There is a vast literature on mycotoxins, and numerous monographs have been published (15, 16, 19, 47, 49, 64, 133, 136, 150, 162, 177, 211, 216, 235, 237, 246, 259, 283, 285, 286). In addition, there are hundreds of review articles and thousands and thousands of papers in the primary literature. Unfortunately, too many publications about mycotoxins consist largely of mind-numbing accumulations of assorted facts: lists of clinical manifestations in different animal species (both exposure tests in laboratories and veterinary diagnoses of mycotoxicoses in agricultural settings), compendia of different toxins found in different foodstuffs, comparisons of assay protocols, tables of international regulations governing mycotoxin levels, and so forth. There is also a significant literature addressing fundamental studies describing organic syntheses, elucidation of biosynthetic pathways, cloning of mycotoxin pathway genes, and other less applied aspects of mycotoxin research.
The scientific quality of the mycotoxin literature is extremely variable. There is a disconcertingly high level of inaccuracy in a few reports, with some authors culling their information from earlier reviews of questionable merit and thereby perpetuating factual errors and discredited hypotheses. Where possible, we will attempt to point out such misinformation. We will focus on those mycotoxins that are known or suspected to cause human disease; on metabolites that are produced by molds that are associated with human food or habitation; and on other topics related directly to human health. Previous reviews on mycotoxins and human health include those by the Council for Agricultural Science and Technology (53), Robens and Richard (215), Beardall and Miller (7), Kuiper-Goodman (145), Fink-Gremmels (80), Peraica et al. (195), Hussein and Brasel (126), and Etzel (76).
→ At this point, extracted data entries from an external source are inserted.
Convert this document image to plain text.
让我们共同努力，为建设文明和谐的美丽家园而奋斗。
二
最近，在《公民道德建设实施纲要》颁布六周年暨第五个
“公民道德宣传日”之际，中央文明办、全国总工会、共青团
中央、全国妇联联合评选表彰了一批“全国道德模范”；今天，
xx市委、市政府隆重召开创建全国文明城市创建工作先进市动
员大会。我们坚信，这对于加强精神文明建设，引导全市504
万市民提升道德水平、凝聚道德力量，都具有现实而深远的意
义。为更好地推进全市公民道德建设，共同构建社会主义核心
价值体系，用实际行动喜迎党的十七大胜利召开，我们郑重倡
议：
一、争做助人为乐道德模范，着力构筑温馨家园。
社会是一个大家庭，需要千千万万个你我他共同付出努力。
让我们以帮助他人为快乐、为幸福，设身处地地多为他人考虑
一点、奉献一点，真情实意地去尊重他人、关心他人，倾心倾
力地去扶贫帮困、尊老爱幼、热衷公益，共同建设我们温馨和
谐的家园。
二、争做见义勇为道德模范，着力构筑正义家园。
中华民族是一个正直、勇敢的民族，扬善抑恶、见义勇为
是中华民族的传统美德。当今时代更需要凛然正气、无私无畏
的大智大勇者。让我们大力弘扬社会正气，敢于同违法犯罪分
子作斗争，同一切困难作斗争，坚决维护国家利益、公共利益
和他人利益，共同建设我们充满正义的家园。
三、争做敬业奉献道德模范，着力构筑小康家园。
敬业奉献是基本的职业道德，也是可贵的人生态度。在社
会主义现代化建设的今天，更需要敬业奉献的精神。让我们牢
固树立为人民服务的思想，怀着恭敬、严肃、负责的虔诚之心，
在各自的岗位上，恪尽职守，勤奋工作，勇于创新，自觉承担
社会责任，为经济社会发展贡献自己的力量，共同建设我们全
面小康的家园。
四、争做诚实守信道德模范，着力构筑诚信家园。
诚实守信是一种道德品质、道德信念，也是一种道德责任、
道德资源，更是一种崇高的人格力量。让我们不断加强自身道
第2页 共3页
Because the field of mycotoxin research is so large and so fragmented, and because the criteria for establishing human mycotoxicoses are so elusive, the goal of this article is to give a simple introduction to clinical microbiologists. We will briefly describe what is known about the chemical structure and biosynthesis of the mycotoxin, list the producing fungal species, and give the clinical manifestations and toxicological profiles of the associated mycotoxicoses. In each case, we will refer the reader to selected pertinent papers from the primary literature as well as to other, more comprehensive reviews.